On the first day of virtual tobacco treaty talks, Zimbabwe joined a small cadre of countries in delaying meaningful negotiations.
Its actions come weeks after a new report found Zimbabwe to be the worst country on the continent in safeguarding public policy from tobacco industry interference.
The Zimbabwe delegation raised a range of questions and procedural concerns to keep even the negotiation’s agenda from being approved until day two.
Latin American countries that stood with Zimbabwe in this filibustering were called out in the media and by more than 65 civil society organizations.
“These countries are putting industry profits over the lives of their people,” said Akinbode Oluwafemi of Corporate Accountability and Public Participation Africa.
“Big Tobacco thinks it can operate with impunity, in the shadows, and by proxy. Not anymore. The public’s eye is trained on it,” he added.

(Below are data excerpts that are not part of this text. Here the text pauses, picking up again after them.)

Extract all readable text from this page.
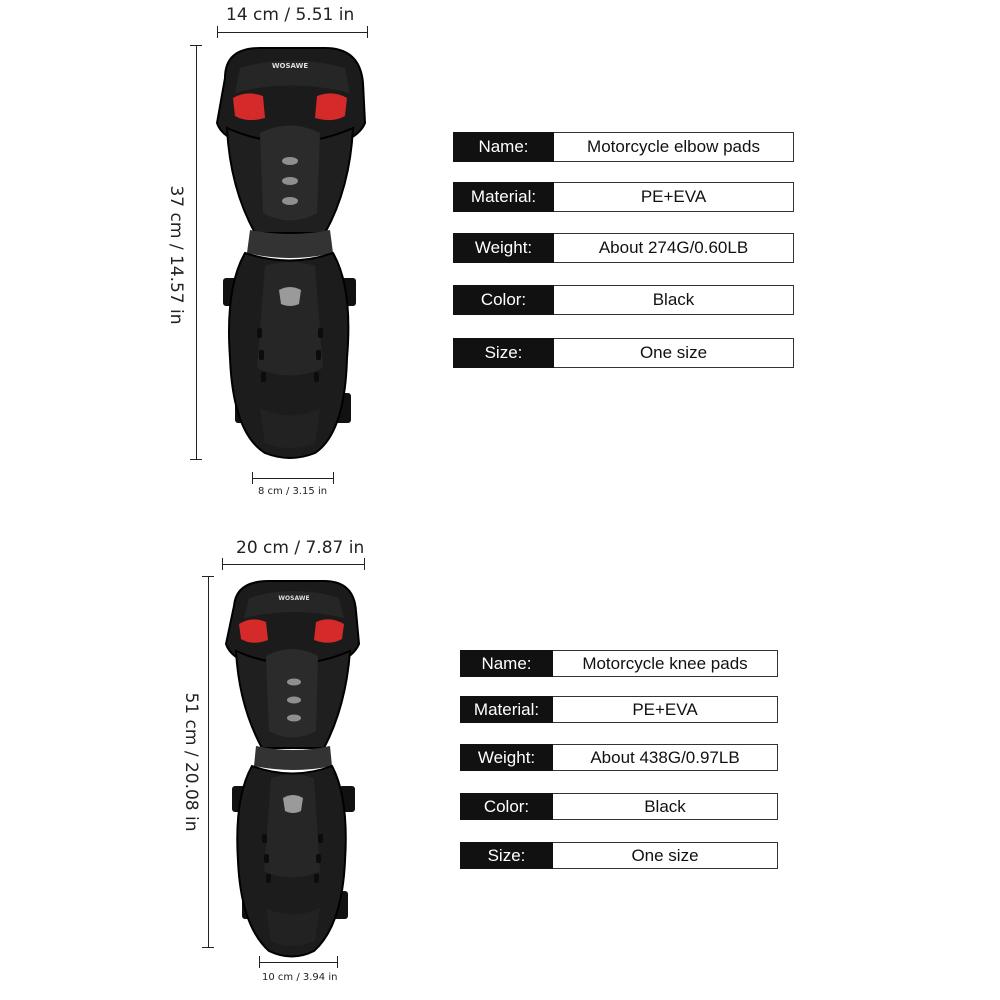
14 cm / 5.51 in
37 cm / 14.57 in
8 cm / 3.15 in
WOSAWE
Name:	Motorcycle elbow pads
Material:	PE+EVA
Weight:	About 274G/0.60LB
Color:	Black
Size:	One size
20 cm / 7.87 in
51 cm / 20.08 in
10 cm / 3.94 in
WOSAWE
Name:	Motorcycle knee pads
Material:	PE+EVA
Weight:	About 438G/0.97LB
Color:	Black
Size:	One size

As a party to the global tobacco treaty (formally known as the WHO Framework Convention on Tobacco Control) Zimbabwe has made steady gains in reducing smoking rates.
But close to a million Zimbabweans still use tobacco products every day. And nearly 10,000 people die each year of tobacco-caused disease.
Its governments’ actions threaten not only to turn back the clock on the progress the country has made, but to undermine progress globally.
If fully implemented the global tobacco treaty will save 50 million lives by 2050.
The treaty also has explicit prohibitions against industry interference that Zimbabwe is running afoul.
The report coincides with civil society accusation of Government delegates from Guatemala, Honduras, Nicaragua, and the Dominican Republic of interfering with public health policy via delaying strategies to advance the COP 9 agenda.
At the ongoing virtual Conference of Parties meeting on the WHO FCTC they are blamed for hindering the consensus agreed upon by the vast majority of the parties that make up the treaty in the preparatory meetings, making others.